Advanced & Administrator Options

Here you can scan inside archives or use informal methods for detecting spyware (basically leaving it up to Defender to decide what is and what is not Spyware). You can also exclude certain drives or folders that you don’t want to scan. I would recommend you scan any drive or folder on your system since Spyware seems to have a way of hiding it self anywhere possible. Scanning supports both Administrator and Standard accounts, alerts users of system changes or detection of malicious software. Users will be pleased to find out that there is integration with Windows Update for the latest definitions. Network Administrators will also be able to manage and distribute updates using Windows Software Update Services (WSUS) in networked environments. Windows Defender in Windows Vista also manages applications that startup up with the system. Some drawbacks to General Settings is the long scroll process to find the desired option. I wish all the options were collapsible/expandable listings. Overall, the options are many and detailed. There is also a Security Center listing for Windows Defender, which provides a centralized location for management along with other Security utilities such as Antivirus and Firewall.

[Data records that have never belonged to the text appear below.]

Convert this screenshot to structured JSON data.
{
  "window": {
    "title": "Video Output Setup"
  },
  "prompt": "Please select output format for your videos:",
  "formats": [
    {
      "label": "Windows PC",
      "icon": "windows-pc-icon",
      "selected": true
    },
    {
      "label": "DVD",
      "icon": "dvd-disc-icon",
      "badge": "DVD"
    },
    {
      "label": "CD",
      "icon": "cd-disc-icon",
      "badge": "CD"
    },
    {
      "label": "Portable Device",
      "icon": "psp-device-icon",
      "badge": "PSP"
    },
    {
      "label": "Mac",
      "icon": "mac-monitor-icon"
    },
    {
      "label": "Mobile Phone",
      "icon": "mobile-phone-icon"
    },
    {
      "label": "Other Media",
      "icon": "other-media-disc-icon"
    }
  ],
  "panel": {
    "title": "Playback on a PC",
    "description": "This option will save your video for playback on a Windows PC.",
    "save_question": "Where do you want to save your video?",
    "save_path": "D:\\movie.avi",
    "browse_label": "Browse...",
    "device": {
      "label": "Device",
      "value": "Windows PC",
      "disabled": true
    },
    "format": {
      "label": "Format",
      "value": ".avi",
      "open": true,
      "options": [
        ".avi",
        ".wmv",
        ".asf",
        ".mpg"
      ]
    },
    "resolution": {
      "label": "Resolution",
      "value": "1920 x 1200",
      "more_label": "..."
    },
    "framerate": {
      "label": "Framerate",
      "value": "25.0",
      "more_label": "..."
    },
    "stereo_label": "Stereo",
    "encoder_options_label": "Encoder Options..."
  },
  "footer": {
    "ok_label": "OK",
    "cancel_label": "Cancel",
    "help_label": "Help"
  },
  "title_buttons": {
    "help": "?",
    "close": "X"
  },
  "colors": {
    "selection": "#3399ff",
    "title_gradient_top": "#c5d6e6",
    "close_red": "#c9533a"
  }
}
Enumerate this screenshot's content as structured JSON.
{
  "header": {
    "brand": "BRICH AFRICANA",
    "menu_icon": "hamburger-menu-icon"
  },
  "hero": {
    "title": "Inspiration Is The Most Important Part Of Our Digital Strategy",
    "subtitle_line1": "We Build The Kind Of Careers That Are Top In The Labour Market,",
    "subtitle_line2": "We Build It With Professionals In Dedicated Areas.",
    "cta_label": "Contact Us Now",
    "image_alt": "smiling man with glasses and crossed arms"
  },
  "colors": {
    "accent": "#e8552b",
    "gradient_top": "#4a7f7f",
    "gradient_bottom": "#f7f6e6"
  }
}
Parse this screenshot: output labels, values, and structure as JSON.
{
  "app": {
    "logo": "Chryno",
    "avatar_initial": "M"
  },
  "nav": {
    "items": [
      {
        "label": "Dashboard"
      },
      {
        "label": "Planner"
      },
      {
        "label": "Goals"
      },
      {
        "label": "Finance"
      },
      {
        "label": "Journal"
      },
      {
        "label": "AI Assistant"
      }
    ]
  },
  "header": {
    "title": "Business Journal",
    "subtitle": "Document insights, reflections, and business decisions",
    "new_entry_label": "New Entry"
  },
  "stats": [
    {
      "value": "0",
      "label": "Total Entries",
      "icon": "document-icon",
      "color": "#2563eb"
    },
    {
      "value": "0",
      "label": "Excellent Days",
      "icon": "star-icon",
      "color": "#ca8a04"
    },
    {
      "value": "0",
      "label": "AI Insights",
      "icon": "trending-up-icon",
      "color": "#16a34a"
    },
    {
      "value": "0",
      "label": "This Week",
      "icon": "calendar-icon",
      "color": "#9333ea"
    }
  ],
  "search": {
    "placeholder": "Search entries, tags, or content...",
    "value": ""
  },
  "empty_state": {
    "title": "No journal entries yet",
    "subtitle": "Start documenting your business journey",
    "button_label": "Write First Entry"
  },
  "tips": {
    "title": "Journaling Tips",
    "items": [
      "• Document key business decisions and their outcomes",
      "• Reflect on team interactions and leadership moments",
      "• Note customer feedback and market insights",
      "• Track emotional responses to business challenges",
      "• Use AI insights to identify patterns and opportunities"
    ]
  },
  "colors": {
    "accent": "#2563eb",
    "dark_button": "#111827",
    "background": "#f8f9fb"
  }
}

Microsoft Spynet Community

Coming over from the GIANT acquisition is the Spynet Community, which allows users to register and become a part of a group of fellow users who help classify unknown spyware that is not yet classified as a risk by Windows Defender. There are two tiers for becoming a member, Basic and Advanced, you can also opt not to join the community. This aspect of Defender shows that Security is an ongoing process and gives users the opportunity to become a part of that fight against spyware.

Software Explorer

A very cool component in Windows Defender, this allows you to manage how applications run, whether access the Internet or Network connection or end a process. To access software Explorer though you need to have Administrative Rights, it’s almost like an improved Task Manager with more customization in it. Basic information about applications is also displayed in the right Pane. There you can see how the application starts up from which path on the system whether it’s in the Registry or Windows Start-up folder. If it was installed with Windows, there is a classification to see if it was analyzed for security risk or digitally signed to ensure that the application is completely safe to run on the system.

Users will be pleased by Windows Defenders easy to use interface, which makes navigating and managing the application a great experience. The Spynet Community is also a great way for users to get additional information and share their experiences so that they can help to further improve the products detection of spyware, which is superb so far. Integration with Windows through Windows Update and Internet Explorer make it a necessary part of the security experience that improves the overall experience and strengthens confidence in the Windows platform.